La segunda opción terapéutica es el litio, se inicia con una dosis de 450 mg cada día y se controla la dosis con niveles de litio en sangre (13, 15). Los niveles plasmáticos de litio recomendados son de 0,6 a 0,8 mmol/L (9). Los esteroides también se pueden emplear como tratamiento profiláctico en ataques en un periodo corto, uno de los esteroides más utilizados en la prednisolona, con una dosis inicial de 100 mg/d por 5 a 7 días y haciendo el escalonamiento reduciendo 20 mg cada día (13). De igual manera es importante resaltar que existe evidencia insuficiente que respalde el uso de prednisolona por lo que la recomendación terapéutica es nivel U en los estudios (11).

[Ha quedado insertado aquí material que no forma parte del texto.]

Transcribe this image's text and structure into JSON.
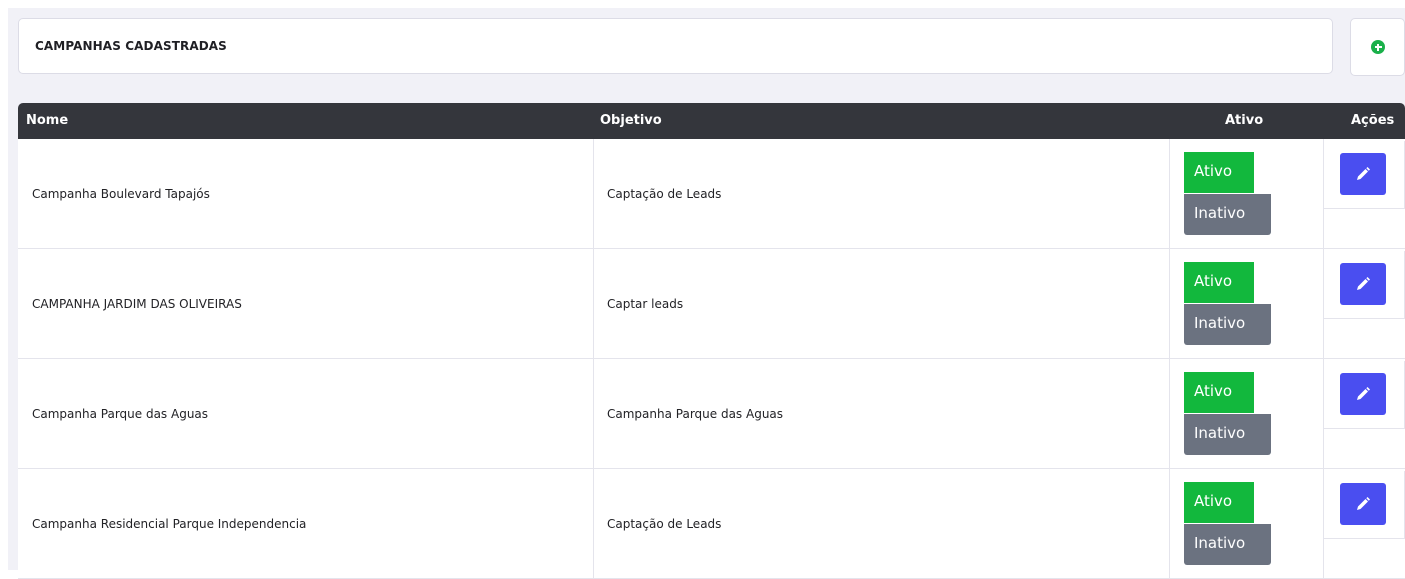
{
  "header": {
    "title": "CAMPANHAS CADASTRADAS",
    "add_icon": "plus-circle-icon",
    "add_icon_color": "#1ab04a"
  },
  "table": {
    "columns": [
      "Nome",
      "Objetivo",
      "Ativo",
      "Ações"
    ],
    "rows": [
      {
        "nome": "Campanha Boulevard Tapajós",
        "objetivo": "Captação de Leads",
        "ativo_label": "Ativo",
        "inativo_label": "Inativo"
      },
      {
        "nome": "CAMPANHA JARDIM DAS OLIVEIRAS",
        "objetivo": "Captar leads",
        "ativo_label": "Ativo",
        "inativo_label": "Inativo"
      },
      {
        "nome": "Campanha Parque das Aguas",
        "objetivo": "Campanha Parque das Aguas",
        "ativo_label": "Ativo",
        "inativo_label": "Inativo"
      },
      {
        "nome": "Campanha Residencial Parque Independencia",
        "objetivo": "Captação de Leads",
        "ativo_label": "Ativo",
        "inativo_label": "Inativo"
      }
    ],
    "action_icon": "pencil-icon"
  },
  "colors": {
    "header_bg": "#34363c",
    "ativo": "#12b83d",
    "inativo": "#6b7280",
    "edit": "#4a4ef0"
  }
}
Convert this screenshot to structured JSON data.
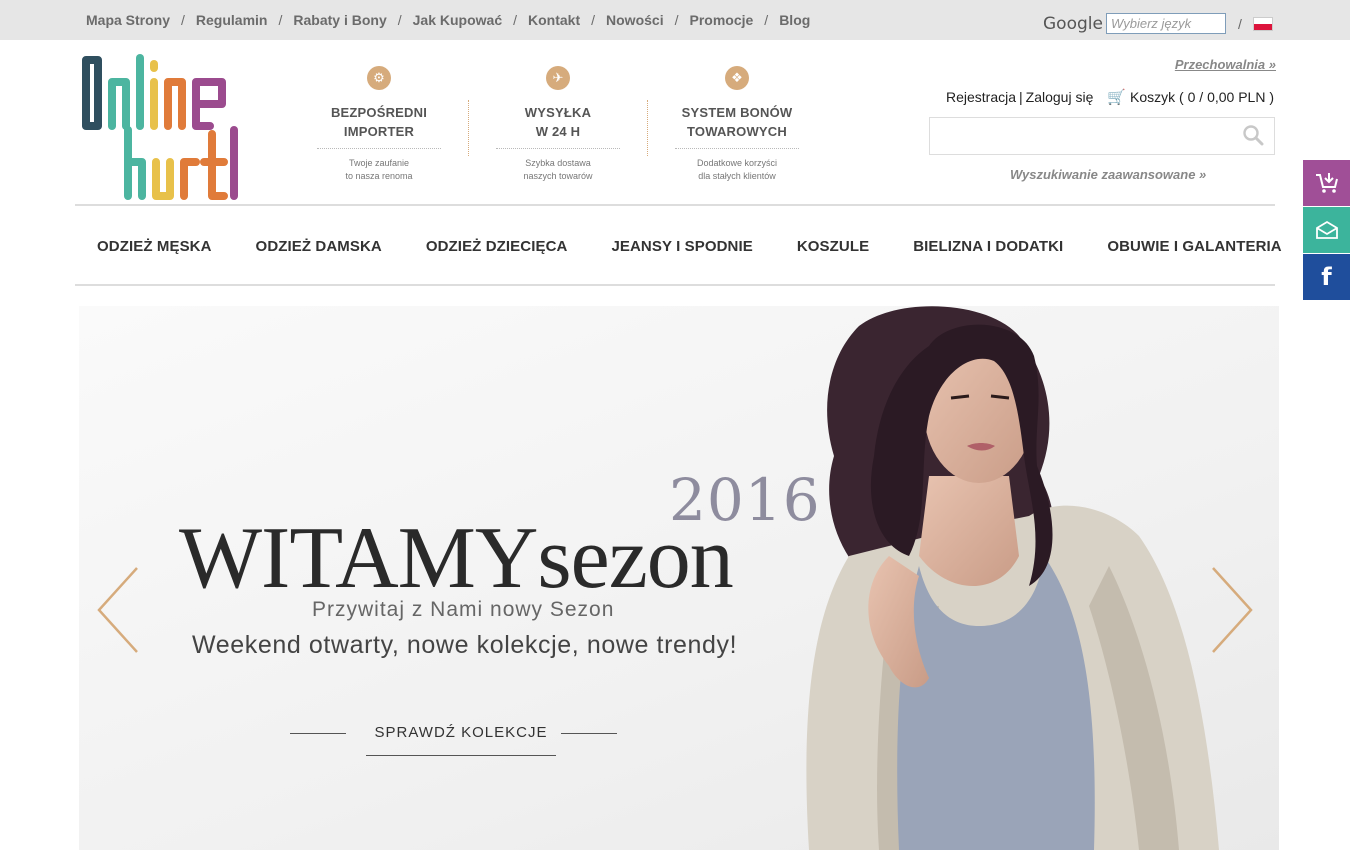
{
  "topbar": {
    "links": [
      "Mapa Strony",
      "Regulamin",
      "Rabaty i Bony",
      "Jak Kupować",
      "Kontakt",
      "Nowości",
      "Promocje",
      "Blog"
    ],
    "separator": "/",
    "google_word": "Google",
    "language_placeholder": "Wybierz język",
    "lang_separator": "/",
    "flag_icon": "poland-flag-icon"
  },
  "logo": {
    "text": "Online hurt",
    "colors": [
      "#2f4f5f",
      "#4cb5a0",
      "#e8c14a",
      "#e07b3a",
      "#9b4b8e"
    ]
  },
  "features": [
    {
      "icon": "handshake-icon",
      "title_line1": "BEZPOŚREDNI",
      "title_line2": "IMPORTER",
      "desc_line1": "Twoje zaufanie",
      "desc_line2": "to nasza renoma"
    },
    {
      "icon": "truck-icon",
      "title_line1": "WYSYŁKA",
      "title_line2": "W 24 H",
      "desc_line1": "Szybka dostawa",
      "desc_line2": "naszych towarów"
    },
    {
      "icon": "tag-icon",
      "title_line1": "SYSTEM BONÓW",
      "title_line2": "TOWAROWYCH",
      "desc_line1": "Dodatkowe korzyści",
      "desc_line2": "dla stałych klientów"
    }
  ],
  "header": {
    "przechowalnia": "Przechowalnia »",
    "register": "Rejestracja",
    "account_sep": "|",
    "login": "Zaloguj się",
    "cart": "Koszyk ( 0 / 0,00 PLN )",
    "search_icon": "search-icon",
    "advanced_search": "Wyszukiwanie zaawansowane »"
  },
  "nav": [
    "ODZIEŻ MĘSKA",
    "ODZIEŻ DAMSKA",
    "ODZIEŻ DZIECIĘCA",
    "JEANSY I SPODNIE",
    "KOSZULE",
    "BIELIZNA I DODATKI",
    "OBUWIE I GALANTERIA"
  ],
  "side": {
    "cart_icon": "cart-plus-icon",
    "mail_icon": "mail-icon",
    "fb": "f"
  },
  "hero": {
    "year": "2016",
    "title": "WITAMYsezon",
    "subtitle": "Przywitaj z Nami nowy Sezon",
    "tagline": "Weekend otwarty, nowe kolekcje, nowe trendy!",
    "cta": "SPRAWDŹ KOLEKCJE",
    "arrow_color": "#d6ab7c"
  }
}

El topiramato se ha usado como tratamiento preventivo, como monoterapia o como terapia dual con verapamilo. La dosis inicial de 25 mg/d con un incremento de 25 mg/d hasta llegar a una dosis de 100 a 200 mg/d (9). Esta terapia tiene recomendación tipo b por la Federación Europea y su efecto preventivo tarda de 1 a 4 semanas en iniciar (6).

La melatonina se ha visto como una elección útil para el tratamiento preventivo de los pacientes con CR, la dosis es de 10 mg hora sueño y la razón por la que se cree que ayuda a estos pacientes es porque se ha visto que tienen niveles séricos disminuidos, en especial durante periodos de crisis y como sus efectos secundarios son mínimos, lo hace una opción terapéutica muy atractiva (6).

Conclusión 

Las CR son un tipo de cefalea primaria con dolor severo e incapacitante. El diagnóstico debe ser preciso y rápido para tratar a los pacientes de manera correcta. Dar el tratamiento adecuado no solo va a evitar que estos pacientes se alivien en los ataques agudos sino que también logremos con el tratamiento preventivo evitar futuros ataques y que una CR episódica se convierta en crónica. La terapia con oxigeno y los triptanos son los tratamientos indicados para las crisis en agudo y el verapamilo y el litio son los principales medicamentos que se utilizan como tratamiento preventivo. De igual manera es importante que estos pacientes se les realizan exámenes y se valore la glándula pituitaria por la correlación que tiene las alteraciones de esta glándula con los casos atípicos de las CR.

Conflicto de interés y financiamiento 

Los autores declaramos que no existen conflictos de interés, ni beneficios económicos o financieros al realizar este estudio.